Quote:What was that Holly Dunsworth said? Oh, yeah…she said, "And it's as if women don't exist at all in these tales except as objects for males to fight over or to fuck but it's nice to have choice!"
As romance novels and rom-coms demonstrate, there are a good many women who enjoy such scenarios, even though they now have the same opportunities for wealth and status. A woman perceives a man to have status because he can provide things she cannot, or would prefer not to, provide herself.
Quote:But according to Coyne sexual dimorphism is driven primarily by male-male competition, competing for and protecting females.
Actually, Coyne says sexual dimorphism is primarily the result of sexual selection by females.

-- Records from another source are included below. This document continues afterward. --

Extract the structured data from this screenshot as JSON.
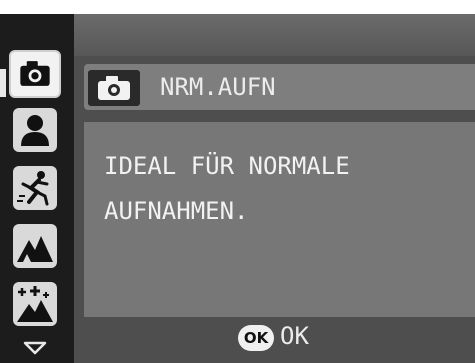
{
  "sidebar": {
    "modes": [
      {
        "icon": "camera-icon",
        "selected": true
      },
      {
        "icon": "portrait-icon",
        "selected": false
      },
      {
        "icon": "sports-icon",
        "selected": false
      },
      {
        "icon": "landscape-icon",
        "selected": false
      },
      {
        "icon": "night-landscape-icon",
        "selected": false
      }
    ],
    "scroll_icon": "chevron-down-icon"
  },
  "header": {
    "icon": "camera-icon",
    "title": "NRM.AUFN"
  },
  "description": {
    "line1": "IDEAL FÜR NORMALE",
    "line2": "AUFNAHMEN."
  },
  "footer": {
    "ok_badge": "OK",
    "ok_label": "OK"
  },
  "colors": {
    "sidebar_bg": "#1c1c1c",
    "panel_bg": "#777777",
    "title_bar_bg": "#7e7e7e",
    "text": "#f2f2f2"
  }
}
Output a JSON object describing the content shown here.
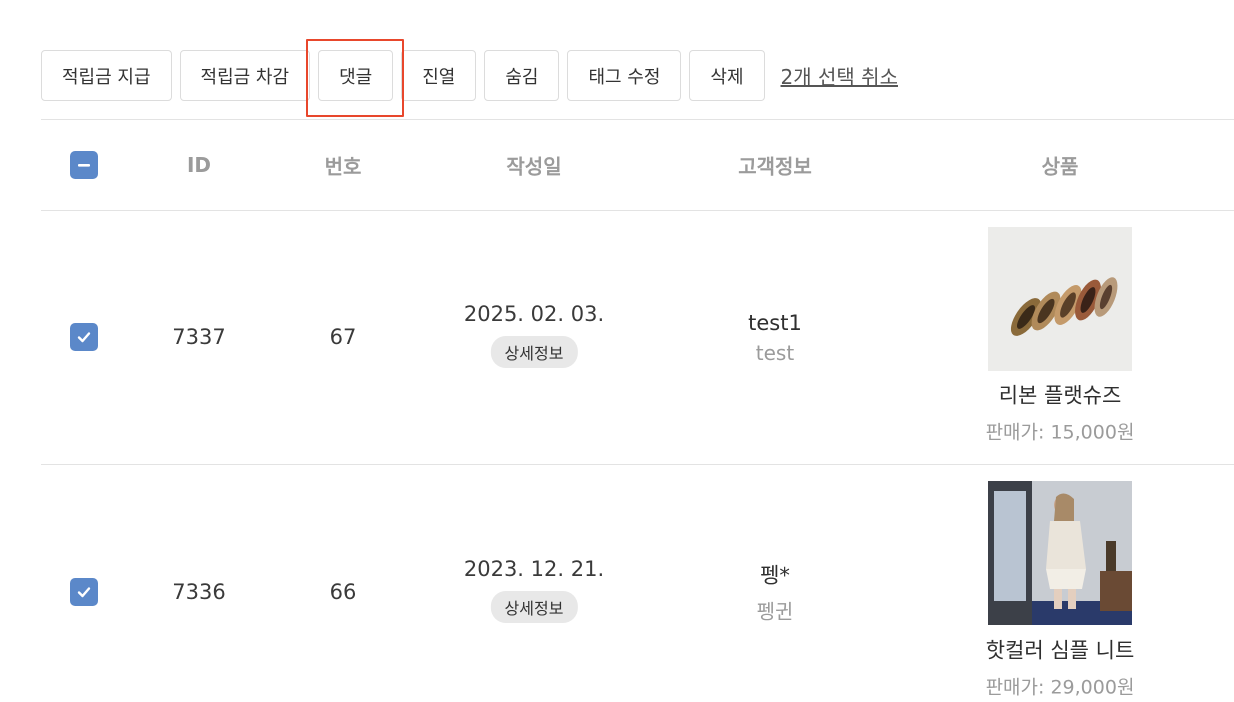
{
  "toolbar": {
    "buttons": [
      "적립금 지급",
      "적립금 차감",
      "댓글",
      "진열",
      "숨김",
      "태그 수정",
      "삭제"
    ],
    "cancel_selection": "2개 선택 취소"
  },
  "table": {
    "headers": {
      "id": "ID",
      "number": "번호",
      "date": "작성일",
      "customer": "고객정보",
      "product": "상품"
    },
    "rows": [
      {
        "id": "7337",
        "number": "67",
        "date": "2025. 02. 03.",
        "detail_label": "상세정보",
        "customer_name": "test1",
        "customer_id": "test",
        "product_name": "리본 플랫슈즈",
        "product_price": "판매가: 15,000원"
      },
      {
        "id": "7336",
        "number": "66",
        "date": "2023. 12. 21.",
        "detail_label": "상세정보",
        "customer_name": "펭*",
        "customer_id": "펭귄",
        "product_name": "핫컬러 심플 니트",
        "product_price": "판매가: 29,000원"
      }
    ]
  },
  "colors": {
    "checkbox": "#5b88c9",
    "highlight_border": "#e8472c"
  }
}
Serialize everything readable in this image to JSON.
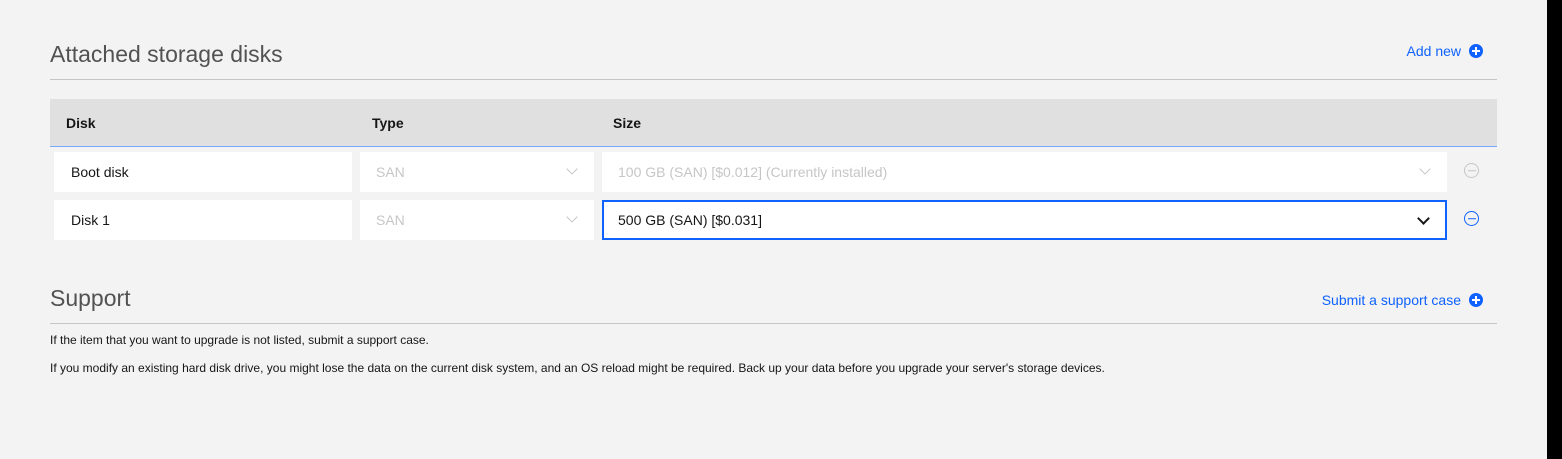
{
  "storage": {
    "title": "Attached storage disks",
    "add_label": "Add new",
    "columns": {
      "disk": "Disk",
      "type": "Type",
      "size": "Size"
    },
    "rows": [
      {
        "disk": "Boot disk",
        "type": "SAN",
        "size": "100 GB (SAN) [$0.012] (Currently installed)",
        "disabled": true
      },
      {
        "disk": "Disk 1",
        "type": "SAN",
        "size": "500 GB (SAN) [$0.031]",
        "disabled": false
      }
    ]
  },
  "support": {
    "title": "Support",
    "action_label": "Submit a support case",
    "lines": [
      "If the item that you want to upgrade is not listed, submit a support case.",
      "If you modify an existing hard disk drive, you might lose the data on the current disk system, and an OS reload might be required. Back up your data before you upgrade your server's storage devices."
    ]
  },
  "colors": {
    "accent": "#0f62fe",
    "background": "#f3f3f3",
    "header": "#e0e0e0",
    "disabled": "#c6c6c6"
  },
  "icons": {
    "add": "plus-circle-icon",
    "remove": "minus-circle-icon",
    "dropdown": "chevron-down-icon"
  }
}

The ratios are greater in some primates (gorillas have values of about 84!), but if they’re greater than 1, there’s room for sexual selection, since there are more males seeking females than there are females available as mates. This itself is one bit of evidence for the operation of sexual selection in humans.
Now how the sexual selection actually operated in our ancestors is not perfectly clear. Some of it, as the data suggest, involves male-male competition: fights between males to control females, as we witness in gorillas, deer, and elephant seals. Females are more or less constrained to mate with the winning males. Or females may prefer to mate with the biggest and strongest males, for those males may protect their offspring—and hence the female’s genes—better than do smaller, weaker males. (This gives an evolutionary advantage to those females who can discern and choose the best males.)

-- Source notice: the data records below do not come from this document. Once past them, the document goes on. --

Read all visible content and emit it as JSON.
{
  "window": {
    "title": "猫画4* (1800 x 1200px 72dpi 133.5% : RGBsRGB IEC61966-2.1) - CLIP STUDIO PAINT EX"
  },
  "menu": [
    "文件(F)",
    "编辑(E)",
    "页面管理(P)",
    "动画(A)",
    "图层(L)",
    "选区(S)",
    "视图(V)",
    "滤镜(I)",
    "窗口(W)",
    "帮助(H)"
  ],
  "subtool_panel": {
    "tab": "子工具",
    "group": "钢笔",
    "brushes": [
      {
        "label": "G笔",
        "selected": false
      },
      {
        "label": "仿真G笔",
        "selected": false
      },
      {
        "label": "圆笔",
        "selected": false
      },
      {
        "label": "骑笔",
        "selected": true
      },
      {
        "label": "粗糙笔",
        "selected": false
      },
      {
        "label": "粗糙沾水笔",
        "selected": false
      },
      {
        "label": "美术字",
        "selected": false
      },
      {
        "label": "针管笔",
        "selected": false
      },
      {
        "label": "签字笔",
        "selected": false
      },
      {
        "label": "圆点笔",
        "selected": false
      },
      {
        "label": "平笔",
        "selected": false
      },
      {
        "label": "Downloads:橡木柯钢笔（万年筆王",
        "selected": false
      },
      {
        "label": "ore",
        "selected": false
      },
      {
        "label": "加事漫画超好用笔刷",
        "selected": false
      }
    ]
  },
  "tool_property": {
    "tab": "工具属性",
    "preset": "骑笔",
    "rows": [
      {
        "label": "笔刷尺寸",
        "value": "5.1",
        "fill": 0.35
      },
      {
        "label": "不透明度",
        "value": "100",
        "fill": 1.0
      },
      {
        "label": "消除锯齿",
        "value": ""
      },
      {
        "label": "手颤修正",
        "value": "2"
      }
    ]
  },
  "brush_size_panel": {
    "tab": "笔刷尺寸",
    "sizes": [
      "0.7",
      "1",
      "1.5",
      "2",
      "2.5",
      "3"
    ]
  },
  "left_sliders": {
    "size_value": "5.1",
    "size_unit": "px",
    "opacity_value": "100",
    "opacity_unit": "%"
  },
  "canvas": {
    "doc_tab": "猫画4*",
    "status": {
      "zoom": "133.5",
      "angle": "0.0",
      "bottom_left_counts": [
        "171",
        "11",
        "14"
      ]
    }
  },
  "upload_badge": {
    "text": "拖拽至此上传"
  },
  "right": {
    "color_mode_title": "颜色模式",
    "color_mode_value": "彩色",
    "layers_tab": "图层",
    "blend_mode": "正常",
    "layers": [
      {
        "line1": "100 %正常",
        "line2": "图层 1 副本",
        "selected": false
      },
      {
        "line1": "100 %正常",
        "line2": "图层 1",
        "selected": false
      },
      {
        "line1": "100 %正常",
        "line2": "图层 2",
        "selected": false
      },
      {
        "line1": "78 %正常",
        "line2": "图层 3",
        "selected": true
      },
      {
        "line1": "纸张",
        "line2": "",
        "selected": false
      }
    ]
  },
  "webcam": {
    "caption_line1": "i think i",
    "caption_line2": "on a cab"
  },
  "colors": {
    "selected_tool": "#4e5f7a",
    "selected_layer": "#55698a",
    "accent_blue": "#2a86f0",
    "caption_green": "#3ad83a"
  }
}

Both of these factors can, of course, work at the same time, and there are other more arcane forms of sexual selection I won’t mention, including other signs in males of “good genes”. But any sexual-selection scenario goes along with a difference in sexual behavior, explaining why, even today, males are more promiscuous and willing to mate than are the choosier females.

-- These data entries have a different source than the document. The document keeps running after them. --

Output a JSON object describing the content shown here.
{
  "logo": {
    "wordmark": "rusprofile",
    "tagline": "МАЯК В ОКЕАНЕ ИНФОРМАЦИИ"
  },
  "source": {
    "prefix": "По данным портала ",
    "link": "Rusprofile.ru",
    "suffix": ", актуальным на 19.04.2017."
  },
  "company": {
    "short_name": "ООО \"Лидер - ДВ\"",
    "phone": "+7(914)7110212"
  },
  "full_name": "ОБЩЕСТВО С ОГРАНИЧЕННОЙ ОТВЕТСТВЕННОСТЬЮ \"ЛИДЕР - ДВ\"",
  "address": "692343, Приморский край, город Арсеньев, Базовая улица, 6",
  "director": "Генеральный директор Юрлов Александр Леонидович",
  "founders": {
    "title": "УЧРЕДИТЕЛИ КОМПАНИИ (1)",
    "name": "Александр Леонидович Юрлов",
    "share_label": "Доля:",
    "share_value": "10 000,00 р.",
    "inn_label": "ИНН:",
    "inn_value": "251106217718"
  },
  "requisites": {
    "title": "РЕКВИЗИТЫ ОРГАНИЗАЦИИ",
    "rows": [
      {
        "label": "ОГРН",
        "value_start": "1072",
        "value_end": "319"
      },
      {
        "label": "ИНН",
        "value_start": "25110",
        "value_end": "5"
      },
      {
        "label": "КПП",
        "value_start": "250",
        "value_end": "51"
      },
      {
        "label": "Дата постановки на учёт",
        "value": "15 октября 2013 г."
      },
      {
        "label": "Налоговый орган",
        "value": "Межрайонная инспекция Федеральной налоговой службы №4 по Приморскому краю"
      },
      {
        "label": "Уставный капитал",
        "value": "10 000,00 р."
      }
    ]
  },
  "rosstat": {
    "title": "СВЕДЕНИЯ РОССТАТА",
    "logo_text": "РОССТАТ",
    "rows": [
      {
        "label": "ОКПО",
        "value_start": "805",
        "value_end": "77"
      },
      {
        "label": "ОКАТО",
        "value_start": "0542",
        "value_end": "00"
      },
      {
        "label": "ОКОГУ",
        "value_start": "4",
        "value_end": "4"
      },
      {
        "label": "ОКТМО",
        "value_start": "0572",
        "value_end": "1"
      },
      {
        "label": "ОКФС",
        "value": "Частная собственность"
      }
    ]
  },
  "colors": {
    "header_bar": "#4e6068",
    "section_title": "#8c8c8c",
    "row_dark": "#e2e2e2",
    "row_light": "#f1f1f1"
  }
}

- https://whyevolutionistrue.wordpress.com...ns-part-2/
You'd have to be cherry-picking to arrive at a solely male-competition conclusion. Because if males primarily controlled females, there's no good explanation for the development of choosier female behavior.
Quote:So, which is it? Do we want physical protection or resources?
Raw power or status?
Resources usually equate to physical protection.
Power and status are not dichotomous, since each can contribute to the other.
(May 28, 2018 01:15 AM)confused2 Wrote: [ -> ]Without having thought about it very much...
In my experience male/male friendships and/or 'associations' (possibly wrong word) are easy and tend to be the result of common interests and/or common goals - expedient might cover it. SS and I have agreed (elsewhere) that marriage (to one female) means the end of a male's friendships with other females. The common interests and/or common goals in male/female friendships are unlikely to include a game of golf, car maintenance or ... I give in, I can't think of anything else ... EXCEPT SEX ... and this is the problem.
There's also a certain camaraderie between men. Since men promote the best among them (man-crush, loyalty, etc.), there's a kind of collective tacit male agreement on which gain social status. There's little evolutionary psychology for men to share such relationships with women, or vice versa, and from what I understand, that kind of thing may even be foreign between women (outside of jealousy).
That men and women have natural gender differences isn't a problem that any amount of social engineering can ever overcome. To the contrary, studies have shown that the more gender egalitarian a society the greater the expression of gender differences. I've always been doubtful about truly, mutually platonic relationships between the sexes. The closest seems to be between women and gay men.